En Mozes deed, en Aaron, en de ganse vergadering der kinderen Israels, aan de Levieten, naar alles, wat de HEERE Mozes geboden had van de Levieten, zo deden de kinderen Israels aan hen.
21 Et les Lévites se purifièrent, et lavèrent leurs vêtements; et Aaron les offrit en offrande tournoyée devant l’Éternel; et Aaron fit propitiation pour eux, pour les purifier.
En de Levieten ontzondigden zich, en wiesen hun klederen, en Aaron bewoog hen ten beweegoffer voor het aangezicht des HEEREN; en Aaron deed verzoening over hen, om hen te reinigen.
22 Et après cela, les Lévites vinrent pour faire leur service à la tente d’assignation, devant Aaron et devant ses fils. Comme l’Éternel avait commandé à Moïse touchant les Lévites, ainsi on fit à leur égard.
En daarna kwamen de Levieten, om hun dienst te bedienen in de tent der samenkomst, voor het aangezicht van Aaron, en voor het aangezicht zijner zonen; gelijk als de HEERE Mozes van de Levieten geboden had, alzo deden zij aan hen.

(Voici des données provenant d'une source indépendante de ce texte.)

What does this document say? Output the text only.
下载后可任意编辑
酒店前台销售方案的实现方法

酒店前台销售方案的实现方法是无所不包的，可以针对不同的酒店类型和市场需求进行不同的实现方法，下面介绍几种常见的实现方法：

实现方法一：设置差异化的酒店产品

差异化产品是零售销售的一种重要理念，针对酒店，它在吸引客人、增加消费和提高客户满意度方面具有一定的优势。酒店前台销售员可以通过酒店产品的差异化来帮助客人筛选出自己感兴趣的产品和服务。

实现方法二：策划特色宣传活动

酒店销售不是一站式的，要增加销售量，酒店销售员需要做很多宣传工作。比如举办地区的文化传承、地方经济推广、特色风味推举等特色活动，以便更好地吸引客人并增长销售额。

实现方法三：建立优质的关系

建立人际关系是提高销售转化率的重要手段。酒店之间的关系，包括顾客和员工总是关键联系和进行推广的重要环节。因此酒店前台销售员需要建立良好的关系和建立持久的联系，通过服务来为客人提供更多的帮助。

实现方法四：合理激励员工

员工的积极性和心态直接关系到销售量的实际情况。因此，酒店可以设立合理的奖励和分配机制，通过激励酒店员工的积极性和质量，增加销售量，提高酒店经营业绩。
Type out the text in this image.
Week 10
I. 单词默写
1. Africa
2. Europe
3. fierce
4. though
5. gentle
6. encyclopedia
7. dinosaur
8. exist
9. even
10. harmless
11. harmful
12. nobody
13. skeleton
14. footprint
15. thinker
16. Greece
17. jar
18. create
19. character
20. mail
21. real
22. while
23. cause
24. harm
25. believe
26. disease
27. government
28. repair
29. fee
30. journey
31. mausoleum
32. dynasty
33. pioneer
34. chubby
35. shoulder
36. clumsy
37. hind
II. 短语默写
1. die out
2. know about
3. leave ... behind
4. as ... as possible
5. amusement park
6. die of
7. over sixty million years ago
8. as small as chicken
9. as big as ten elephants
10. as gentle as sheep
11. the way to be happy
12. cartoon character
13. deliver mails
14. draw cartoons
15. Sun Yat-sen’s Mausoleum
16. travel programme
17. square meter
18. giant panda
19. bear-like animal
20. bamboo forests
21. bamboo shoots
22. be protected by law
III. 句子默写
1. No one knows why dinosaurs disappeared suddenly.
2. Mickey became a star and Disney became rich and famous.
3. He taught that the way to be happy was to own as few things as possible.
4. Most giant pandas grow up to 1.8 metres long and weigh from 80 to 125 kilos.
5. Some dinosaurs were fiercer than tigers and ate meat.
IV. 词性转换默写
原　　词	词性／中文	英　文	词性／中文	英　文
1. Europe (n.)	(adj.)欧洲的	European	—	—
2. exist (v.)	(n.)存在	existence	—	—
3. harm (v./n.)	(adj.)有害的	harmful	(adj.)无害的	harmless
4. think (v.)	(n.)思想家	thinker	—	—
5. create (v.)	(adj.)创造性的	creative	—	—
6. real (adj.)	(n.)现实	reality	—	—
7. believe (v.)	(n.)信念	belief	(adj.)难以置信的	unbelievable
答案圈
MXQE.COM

23 Et l’Éternel parla à Moïse, disant:
En de HEERE sprak tot Mozes, zeggende:
24 C’est ici ce qui concerne les Lévites: Depuis l’âge de 25 ans et au-dessus, [le Lévite] entrera en service pour être employé à la tente d’assignation;
Dit is het, wat de Levieten aangaat: van vijf en twintig jaren oud en daarboven, zullen zij inkomen, om den strijd te strijden, in den dienst van de tent der samenkomst.
25 et depuis l’âge de 50 ans, il se retirera du labeur du service, et ne servira plus;
Maar van dat hij vijftig jaren oud is, zal hij van den strijd van dezen dienst afgaan, en hij zal niet meer dienen.
26 et il s’emploiera avec ses frères à la tente d’assignation, pour garder ce qui doit être gardé, mais il ne fera pas de service. Tu feras ainsi à l’égard des Lévites touchant leurs charges.
Doch hij zal met zijn broederen dienen in de tent der samenkomst, om de wacht waar te nemen; maar den dienst zal hij niet bedienen. Alzo zult gij aan de Levieten doen in hun wachten.